The first is the clericalist standard: “you just don’t understand.” This was regularly employed by the Team as it sought to quell the counter-revolution. One Parishioner recalled one classic exchange:
Father W told me that no priest believes all the teachings of the Church and that the Bishop had put him in Benalla to use his discretion to do as he wished. He talked about the Christian Church. I said, “Father, I am a Catholic. I’m a Christian but I’m a Catholic first. I’m a Catholic Christian. There are hundreds of Christian Churches and every one of them has broken away from the Catholic Church. If you continue with the way you’re teaching then you are not Catholic because what you’re teaching isn’t Catholic.” And he replied, “You are ignorant of the teachings of the Church. This parish is fifteen years behind. What’s going on here will be all over this diocese in ten years. The people of this parish are ignorant. They think they know the Faith but they don’t.”
Pius X made the following observation about this Modernist ploy:
… there is little reason to wonder that [they vent all their bitterness and hatred on Catholics who zealously fight the battles of the Church.
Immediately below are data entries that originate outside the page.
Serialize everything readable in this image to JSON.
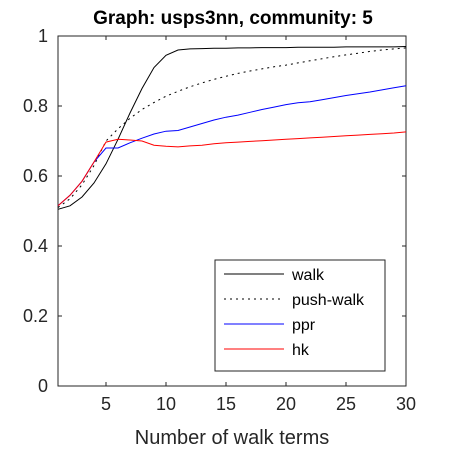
{
  "chart_data": {
    "type": "line",
    "title": "Graph: usps3nn, community: 5",
    "xlabel": "Number of walk terms",
    "ylabel": "",
    "xlim": [
      1,
      30
    ],
    "ylim": [
      0,
      1
    ],
    "xticks": [
      5,
      10,
      15,
      20,
      25,
      30
    ],
    "yticks": [
      0,
      0.2,
      0.4,
      0.6,
      0.8,
      1
    ],
    "ytick_labels": [
      "0",
      "0.2",
      "0.4",
      "0.6",
      "0.8",
      "1"
    ],
    "grid": false,
    "legend_position": "lower-right",
    "x": [
      1,
      2,
      3,
      4,
      5,
      6,
      7,
      8,
      9,
      10,
      11,
      12,
      13,
      14,
      15,
      16,
      17,
      18,
      19,
      20,
      21,
      22,
      23,
      24,
      25,
      26,
      27,
      28,
      29,
      30
    ],
    "series": [
      {
        "name": "walk",
        "color": "#000000",
        "dash": "solid",
        "values": [
          0.505,
          0.515,
          0.54,
          0.58,
          0.635,
          0.705,
          0.78,
          0.85,
          0.91,
          0.945,
          0.96,
          0.963,
          0.964,
          0.965,
          0.965,
          0.966,
          0.966,
          0.967,
          0.967,
          0.967,
          0.968,
          0.968,
          0.968,
          0.968,
          0.969,
          0.969,
          0.969,
          0.969,
          0.969,
          0.97
        ]
      },
      {
        "name": "push-walk",
        "color": "#000000",
        "dash": "dotted",
        "values": [
          0.51,
          0.535,
          0.575,
          0.63,
          0.7,
          0.735,
          0.765,
          0.79,
          0.81,
          0.828,
          0.842,
          0.855,
          0.866,
          0.876,
          0.885,
          0.893,
          0.9,
          0.906,
          0.912,
          0.917,
          0.923,
          0.929,
          0.935,
          0.941,
          0.946,
          0.951,
          0.956,
          0.96,
          0.963,
          0.966
        ]
      },
      {
        "name": "ppr",
        "color": "#0000ff",
        "dash": "solid",
        "values": [
          0.515,
          0.545,
          0.585,
          0.64,
          0.68,
          0.68,
          0.695,
          0.708,
          0.72,
          0.728,
          0.73,
          0.74,
          0.75,
          0.76,
          0.768,
          0.774,
          0.782,
          0.79,
          0.797,
          0.804,
          0.809,
          0.812,
          0.818,
          0.824,
          0.83,
          0.835,
          0.84,
          0.846,
          0.852,
          0.858
        ]
      },
      {
        "name": "hk",
        "color": "#ff0000",
        "dash": "solid",
        "values": [
          0.515,
          0.545,
          0.585,
          0.64,
          0.697,
          0.705,
          0.703,
          0.7,
          0.688,
          0.685,
          0.683,
          0.686,
          0.688,
          0.692,
          0.695,
          0.697,
          0.699,
          0.701,
          0.703,
          0.705,
          0.707,
          0.709,
          0.711,
          0.713,
          0.715,
          0.717,
          0.719,
          0.721,
          0.723,
          0.726
        ]
      }
    ]
  }
}
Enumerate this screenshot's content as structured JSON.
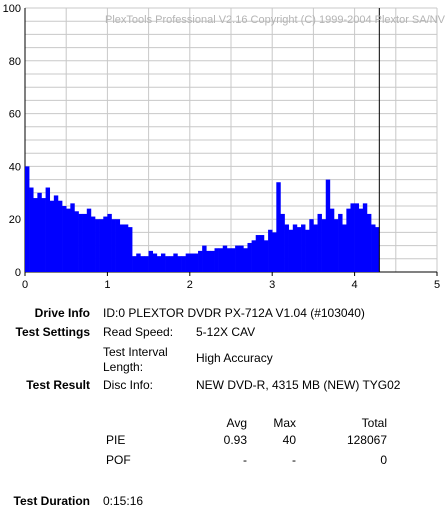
{
  "chart_data": {
    "type": "bar",
    "watermark": "PlexTools Professional V2.16 Copyright (C) 1999-2004 Plextor SA/NV",
    "xlim": [
      0,
      5
    ],
    "ylim": [
      0,
      100
    ],
    "x_ticks": [
      "0",
      "1",
      "2",
      "3",
      "4",
      "5"
    ],
    "y_ticks": [
      "0",
      "20",
      "40",
      "60",
      "80",
      "100"
    ],
    "grid": true,
    "marker_x": 4.3,
    "colors": {
      "bars": "#0000ff",
      "grid": "#c8c8c8",
      "marker": "#000000",
      "watermark": "#b4b4b4"
    },
    "series": [
      {
        "x": [
          0.0,
          0.05,
          0.1,
          0.15,
          0.2,
          0.25,
          0.3,
          0.35,
          0.4,
          0.45,
          0.5,
          0.55,
          0.6,
          0.65,
          0.7,
          0.75,
          0.8,
          0.85,
          0.9,
          0.95,
          1.0,
          1.05,
          1.1,
          1.15,
          1.2,
          1.25,
          1.3,
          1.35,
          1.4,
          1.45,
          1.5,
          1.55,
          1.6,
          1.65,
          1.7,
          1.75,
          1.8,
          1.85,
          1.9,
          1.95,
          2.0,
          2.05,
          2.1,
          2.15,
          2.2,
          2.25,
          2.3,
          2.35,
          2.4,
          2.45,
          2.5,
          2.55,
          2.6,
          2.65,
          2.7,
          2.75,
          2.8,
          2.85,
          2.9,
          2.95,
          3.0,
          3.05,
          3.1,
          3.15,
          3.2,
          3.25,
          3.3,
          3.35,
          3.4,
          3.45,
          3.5,
          3.55,
          3.6,
          3.65,
          3.7,
          3.75,
          3.8,
          3.85,
          3.9,
          3.95,
          4.0,
          4.05,
          4.1,
          4.15,
          4.2,
          4.25
        ],
        "values": [
          40,
          32,
          28,
          30,
          28,
          32,
          27,
          29,
          27,
          25,
          24,
          26,
          23,
          22,
          22,
          24,
          21,
          20,
          20,
          21,
          22,
          20,
          20,
          18,
          18,
          17,
          6,
          7,
          6,
          6,
          8,
          7,
          6,
          7,
          6,
          6,
          7,
          6,
          6,
          7,
          7,
          7,
          8,
          10,
          8,
          8,
          9,
          9,
          10,
          9,
          9,
          10,
          10,
          9,
          11,
          12,
          14,
          14,
          12,
          16,
          15,
          34,
          22,
          18,
          16,
          18,
          17,
          18,
          16,
          20,
          18,
          22,
          20,
          35,
          24,
          20,
          22,
          18,
          24,
          26,
          26,
          24,
          26,
          22,
          18,
          17
        ]
      }
    ]
  },
  "info": {
    "drive_info_label": "Drive Info",
    "drive_info_value": "ID:0 PLEXTOR DVDR PX-712A V1.04 (#103040)",
    "test_settings_label": "Test Settings",
    "read_speed_label": "Read Speed:",
    "read_speed_value": "5-12X CAV",
    "interval_label_1": "Test Interval",
    "interval_label_2": "Length:",
    "interval_value": "High Accuracy",
    "test_result_label": "Test Result",
    "disc_info_label": "Disc Info:",
    "disc_info_value": "NEW DVD-R, 4315 MB (NEW) TYG02"
  },
  "stats": {
    "headers": {
      "avg": "Avg",
      "max": "Max",
      "total": "Total"
    },
    "rows": [
      {
        "name": "PIE",
        "avg": "0.93",
        "max": "40",
        "total": "128067"
      },
      {
        "name": "POF",
        "avg": "-",
        "max": "-",
        "total": "0"
      }
    ]
  },
  "duration": {
    "label": "Test Duration",
    "value": "0:15:16"
  }
}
There is no species of insult which they do not heap upon them, but their usual course is to charge them with ignorance or obstinacy.
As well as these comforting words from the Holy Father, the Benalla faithful could also take heart from the fact that their gallant English ancestors had endured similar taunts about intellectual inferiority from Archbishop Cranmer and his Protestant revolutionaries. The magnificent but failed Catholic uprising of 1549 in the West country of Cornwall and Devonish, for example, drew ridicule from the government:
The rebels were attacked by a propaganda campaign as well as with military forces … Nicholas Udall, a Protestant scholar … derided the rebels for their pronouncements against heresy which, he claimed, they did not understand. The changes were, he insisted, based on the “most godly council … with long study and travail of the best learned bishops and doctors of the realm.” Had the rebels had the learning or debating skill of St. Thomas More they could have pointed out that the traditional religion had the support of a numberless host of the best learned bishops and doctors, stretching back to the apostles themselves.2
The West country men, like the Benalla faithful, “were making a stand for something which deep within them they knew was right; it involved their roots and their eternal destiny.